Папа пришел домой поздно, часов в десять. Что-то не клеилось на его новой работе и он был злой и уставший. Спросил меня, как дела (я, естественно, ничего про замечание не сказала), пожелал мне спокойной ночи и я отправилась спать.
Где то в половине одиннадцатого раздался телефонный звонок. Я вначале не прислушивалась к тому, что говорит папа, но затем случайно услышала такое, отчего у меня засосало под ложечкой и дрожь пробежала по всему телу: «Да, да, понятно, Людмила Семеновна, хорошо, я сейчас же всыплю ей по первое число!» Я поняла, что пропала!
Отец ворвался в мою комнату, скинул с меня одеяло и выволок за ухо из кровати. «Через 30 секунд с дневником и ремнем я жду тебя у себя в комнате!!»
Пришла я к папе, он взял у меня ремень намотал совсем немного его на руку (это значит, что собрался лупцевать пряжкой, иначе он бы взял его за концы) и сказал: «Снимай трусы и рубашку (я была в ночной рубашке), живо!». Я стала реветь, просить прощенья, говорить, что больше не буду и т.д. Отец сказал «Довольно реветь и клясться! Как видишь ремень, так извиваешься как змея, а потом перед парнями задницей своей крутишь! Ну, ничего, сейчас я на твоей заднице такой рисунок сделаю, что тебе расхочется его кому-нибудь показывать! А ну, ступай в свою комнату и оденься так, как в школу ходила»
Я мигом переоделась и вернулась назад. Отец осмотрел мою обнову со всех сторон и сказал: «А что, мне нравятся шортики, вполне приличные, тем более что сама сшила... Не для школы они, конечно, но обнову показать простительно, так что зря ваша Людмила Семеновна так!

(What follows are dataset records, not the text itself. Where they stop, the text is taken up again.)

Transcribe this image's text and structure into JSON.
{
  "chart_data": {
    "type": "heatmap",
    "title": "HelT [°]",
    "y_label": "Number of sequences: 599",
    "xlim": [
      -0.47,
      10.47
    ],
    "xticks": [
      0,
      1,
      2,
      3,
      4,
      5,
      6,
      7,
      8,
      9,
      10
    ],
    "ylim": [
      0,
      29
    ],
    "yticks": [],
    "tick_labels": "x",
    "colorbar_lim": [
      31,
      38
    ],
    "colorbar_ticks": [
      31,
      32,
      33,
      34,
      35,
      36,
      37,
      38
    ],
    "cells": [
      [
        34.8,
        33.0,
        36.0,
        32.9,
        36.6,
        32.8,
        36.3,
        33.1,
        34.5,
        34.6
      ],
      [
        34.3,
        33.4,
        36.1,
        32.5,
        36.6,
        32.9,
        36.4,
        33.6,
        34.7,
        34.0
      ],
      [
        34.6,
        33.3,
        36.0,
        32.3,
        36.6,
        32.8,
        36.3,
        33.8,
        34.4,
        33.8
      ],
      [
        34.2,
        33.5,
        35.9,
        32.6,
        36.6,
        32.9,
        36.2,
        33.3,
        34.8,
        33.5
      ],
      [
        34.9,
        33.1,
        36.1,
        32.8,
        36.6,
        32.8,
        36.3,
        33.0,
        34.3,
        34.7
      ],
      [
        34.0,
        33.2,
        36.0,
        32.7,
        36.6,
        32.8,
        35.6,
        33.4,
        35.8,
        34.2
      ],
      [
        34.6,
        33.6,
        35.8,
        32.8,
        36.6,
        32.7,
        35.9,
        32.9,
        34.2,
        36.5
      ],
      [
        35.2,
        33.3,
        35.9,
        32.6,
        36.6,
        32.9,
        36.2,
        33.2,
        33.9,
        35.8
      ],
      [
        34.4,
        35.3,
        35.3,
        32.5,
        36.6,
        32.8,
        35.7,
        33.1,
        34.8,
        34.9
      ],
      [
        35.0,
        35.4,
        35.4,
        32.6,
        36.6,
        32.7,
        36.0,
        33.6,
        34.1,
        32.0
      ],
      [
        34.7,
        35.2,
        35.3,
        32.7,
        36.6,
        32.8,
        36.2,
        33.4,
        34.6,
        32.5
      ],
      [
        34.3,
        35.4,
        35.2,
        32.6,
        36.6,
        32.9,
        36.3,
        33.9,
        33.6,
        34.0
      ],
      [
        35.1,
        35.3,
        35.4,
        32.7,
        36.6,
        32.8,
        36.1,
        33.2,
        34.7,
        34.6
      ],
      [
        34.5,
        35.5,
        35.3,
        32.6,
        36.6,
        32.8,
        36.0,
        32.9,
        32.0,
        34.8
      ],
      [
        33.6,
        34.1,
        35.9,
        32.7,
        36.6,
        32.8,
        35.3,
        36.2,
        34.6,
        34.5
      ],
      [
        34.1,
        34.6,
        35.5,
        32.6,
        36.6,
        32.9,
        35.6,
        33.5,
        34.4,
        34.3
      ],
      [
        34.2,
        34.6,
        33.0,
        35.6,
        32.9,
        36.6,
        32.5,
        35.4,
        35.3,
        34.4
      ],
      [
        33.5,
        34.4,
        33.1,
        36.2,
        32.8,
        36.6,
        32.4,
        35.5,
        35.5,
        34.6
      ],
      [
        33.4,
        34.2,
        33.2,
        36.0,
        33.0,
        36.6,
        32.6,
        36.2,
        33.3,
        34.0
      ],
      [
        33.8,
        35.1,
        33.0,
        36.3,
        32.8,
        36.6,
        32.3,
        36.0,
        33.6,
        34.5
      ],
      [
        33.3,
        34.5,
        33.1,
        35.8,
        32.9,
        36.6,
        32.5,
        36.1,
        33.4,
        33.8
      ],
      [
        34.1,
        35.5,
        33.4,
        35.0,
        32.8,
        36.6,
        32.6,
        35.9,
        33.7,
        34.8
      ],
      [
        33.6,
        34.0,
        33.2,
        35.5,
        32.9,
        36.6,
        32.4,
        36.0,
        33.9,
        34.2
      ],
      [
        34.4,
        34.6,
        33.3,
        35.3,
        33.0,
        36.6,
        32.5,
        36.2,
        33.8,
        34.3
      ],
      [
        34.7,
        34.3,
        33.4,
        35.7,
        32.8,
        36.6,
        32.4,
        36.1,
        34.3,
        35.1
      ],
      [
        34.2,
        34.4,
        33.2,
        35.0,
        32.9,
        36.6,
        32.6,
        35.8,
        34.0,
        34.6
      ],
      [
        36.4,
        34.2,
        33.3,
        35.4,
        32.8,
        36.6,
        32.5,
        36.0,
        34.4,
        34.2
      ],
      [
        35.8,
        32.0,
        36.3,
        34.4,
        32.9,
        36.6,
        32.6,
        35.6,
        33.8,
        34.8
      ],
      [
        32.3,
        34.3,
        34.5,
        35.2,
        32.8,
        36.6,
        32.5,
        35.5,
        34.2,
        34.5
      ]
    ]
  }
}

Я не считаю твою одежду безнравственной, она конечно несколько легкомысленна, но тебе идет, поэтому наказывать тебя я за это не буду... Но вот объясни мне – где замечание в дневнике, про которое твоя училка мне говорила? А?» Я уже было совсем обрадовалась, но тут поняла, что как ни крути, а солидной порки не избежать и лучше рассказать правду! После того, как я поведала о своем проступке, отец сказал, что я достойна самого жестокого наказания, правда пряжкой он меня лупить не будет – выпорет как обычно, но даст триста ударов, чтобы урок запомнился надолго!
Я сама, без напоминаний, послушно сняла свои шортики и встала на колени, решив выдержать заслуженную порку без единого крика! Но гордости моей хватило только ударов на десять, после я не выдержала и визжала как обычно!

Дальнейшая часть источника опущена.